Unexpected results from 960x540 YUV 422 NvBuffer and conversion failure

(Cross posting from Unexpected results from 960x540 YUV 422 NvBuffer and conversion failure to a hopefully more relevant forum)

Hi, in our system we ingest various video inputs via hardware V4L2 inputs and have them written into DMA buffers we allocate prior to ingest beginning (We have methods for JetPack 4 and 5). These DMA buffers then have their frames scaled, their colour spaces converted to YUV420 during the NvBufferTransform or NvTransform calls. Things get shuffled around a bit more, and eventually the video frames are rendered on the screen directly from DMA with EGL.

The problem I’m facing is when the resolutions we’re ingesting are between 856x480 to 960x540 (that we’ve tried to far) where there appears to be a buffer pitch mismatch and the frame looks fragmented and incorrect. Other resolutions of 1920x1080, 1280x720, 640x360, and a few other lower ones all work and display fine (again all the input colourspaces are YUV 422). The only difference I can see is when inspecting the NvBufferParams (or the equivalent on JP5) and seeing how the pitch is over 2x the width whereas all other resolutions are 2x exactly. For example for 640x360 the pitch is 1280, and for 1920 it’s 3840, however for 960 it’s 2048 instead of the expected 1920. This is the only lead I have as to why the frame wouldn’t be correct for these specific resolutions.

We’re also seeing issues with NV12 at all resolutions however 1280x720 has a correct pitch of 1280 and the luminance looks correct but chrominance looks wrong.

Do you know any reason why the 960 pitch acts like this? Is there anything we can do to try adjust the pitches back?

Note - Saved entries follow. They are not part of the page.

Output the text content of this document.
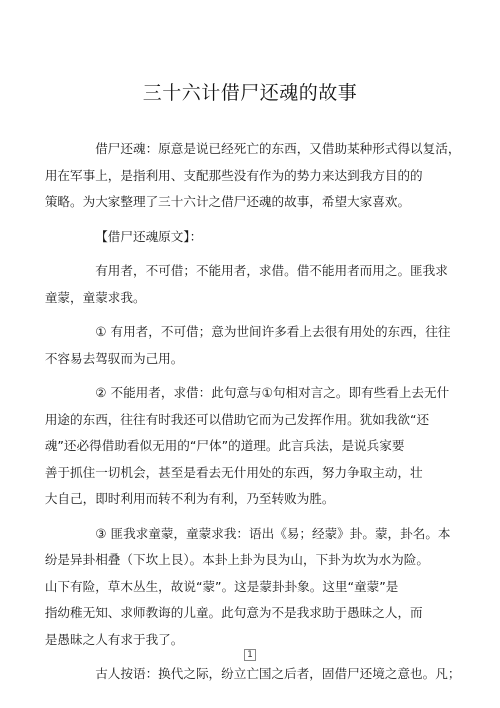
三十六计借尸还魂的故事
借尸还魂：原意是说已经死亡的东西，又借助某种形式得以复活，
用在军事上，是指利用、支配那些没有作为的势力来达到我方目的的
策略。为大家整理了三十六计之借尸还魂的故事，希望大家喜欢。
【借尸还魂原文】：
有用者，不可借；不能用者，求借。借不能用者而用之。匪我求
童蒙，童蒙求我。
① 有用者，不可借；意为世间许多看上去很有用处的东西，往往
不容易去驾驭而为己用。
② 不能用者，求借：此句意与①句相对言之。即有些看上去无什
用途的东西，往往有时我还可以借助它而为己发挥作用。犹如我欲“还
魂”还必得借助看似无用的“尸体”的道理。此言兵法，是说兵家要
善于抓住一切机会，甚至是看去无什用处的东西，努力争取主动，壮
大自己，即时利用而转不利为有利，乃至转败为胜。
③ 匪我求童蒙，童蒙求我：语出《易；经蒙》卦。蒙，卦名。本
纷是异卦相叠（下坎上艮）。本卦上卦为艮为山，下卦为坎为水为险。
山下有险，草木丛生，故说“蒙”。这是蒙卦卦象。这里“童蒙”是
指幼稚无知、求师教诲的儿童。此句意为不是我求助于愚昧之人，而
是愚昧之人有求于我了。
古人按语：换代之际，纷立亡国之后者，固借尸还境之意也。凡；
1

I’m seeing the same behaviour in the jetson_multimedia_api 12_camera_v4l2_cuda sample with the launch string of ./camera_v4l2_cuda -d /dev/video0 -s 960x540 -f YUYV -v
Occurs on Jetpack 4.6 (On Xavier NX) and Jetpack 5.1.2 (On Orin NX)

YUV422 960x540:

NV12 1080p:

This is expected since there is alignment for DMA buffer. For certain resolution, pitch is not equal to width and the frame data has to be copied line by line. To match the alignment of DMA buffer. In the 12 sample, there’s mechanism to check this. If the frame data cannot fit alignment, the frame will be captured to CPU buffer first, and then copy to DMA buffer.

I find it very odd that a pitch of 1920 is not supported by the DMA alignment! Is there any documentation anywhere that talks about the memory alignment that would let me deduce what is and isn’t supported directly?

Secondly, the first image I provided is from the default 12 camera sample, so the mechanism internally doesn’t work. (I had a look for it through the sample but I’m not sure where it is.)

Please check the 12 sample and there is an if condition:

        if (ctx->cam_pixfmt == V4L2_PIX_FMT_GREY &&
            pSurf->surfaceList[0].pitch != pSurf->surfaceList[0].width)
            ctx->capture_dmabuf = false;

Please modify it to

        if (pSurf->surfaceList[0].pitch != pSurf->surfaceList[0].width)
            ctx->capture_dmabuf = false;

And try with your camera source.

You can get pitch, width, height of an NvBufSurface from surfaceList[0].pitch, surfaceList[0].width, surfaceList[0].height.

I saw this part and figured this was what you may have been referring to but figured I should just wait and see. Won’t this mean that no camera source will ever use DMA ingest with the sample? Opening a 1920x1080 YUV420 NvBuffer with pitched memory results in a pitch of 2048, meaning you would force CPU to always be used no matter what.

I hardly see this as a solution, and am still seeking DMA alignment information.

You can get data alignment by checking the parameters:

Please check if your source can generate frame data to fit the alignment. If not, please capture to CPU buffer first and then copy to NvBufSurface.